Inaugurada en julio de 2021, la primera línea del Cablebús conecta Indios Verdes con Cuautepec, y hoy la capital cuenta con tres rutas activas, además de proyectos para extender el servicio hacia zonas como Ajusco, Álvaro Obregón, Magdalena Contreras, Tláhuac y Milpa Alta.
El sistema funciona con cabinas que se desplazan por cables sostenidos en torres metálicas, una tecnología que no solo agiliza la movilidad sino que también reduce la exposición a riesgos comunes en el transporte tradicional.
De acuerdo con el Servicio de Transportes Eléctricos (STE), en cinco años solo se han registrado dos robos sin violencia dentro del Cablebús, uno en 2023 y otro en 2025, ambos en áreas de estacionamiento. Esto contrasta fuertemente con las cifras de otros sistemas:
– En 2025, el Metro acumuló 1,420 carpetas de investigación por robos, un promedio de casi 4 al día.

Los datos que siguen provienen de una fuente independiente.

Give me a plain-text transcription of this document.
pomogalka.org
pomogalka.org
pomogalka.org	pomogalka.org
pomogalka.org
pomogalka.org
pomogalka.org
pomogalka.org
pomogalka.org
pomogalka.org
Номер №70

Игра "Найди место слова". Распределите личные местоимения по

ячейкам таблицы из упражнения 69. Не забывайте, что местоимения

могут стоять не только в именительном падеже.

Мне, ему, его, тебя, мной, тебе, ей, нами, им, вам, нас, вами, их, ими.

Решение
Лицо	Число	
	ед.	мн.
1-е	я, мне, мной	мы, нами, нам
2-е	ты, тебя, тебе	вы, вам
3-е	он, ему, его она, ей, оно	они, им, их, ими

– El Metrobús reportó 429 casos, alrededor de 1.1 diarios.
– Los microbuses sumaron 232 carpetas, con un promedio de 0.6 robos diarios.
La Secretaría de Obras y Servicios de la CDMX destaca que el Cablebús no solo mejora la movilidad, sino que también es una herramienta para combatir la desigualdad social, al facilitar el acceso a servicios, educación y empleo en zonas con alta densidad poblacional y pocas oportunidades.
En un contexto donde la inseguridad es una constante en el transporte público, el Cablebús demuestra que es posible ofrecer alternativas seguras y dignas para quienes más lo necesitan. La expansión de este sistema en Puebla y otras regiones podría ser un paso clave para replicar este modelo que combina innovación, justicia social y movilidad sustentable.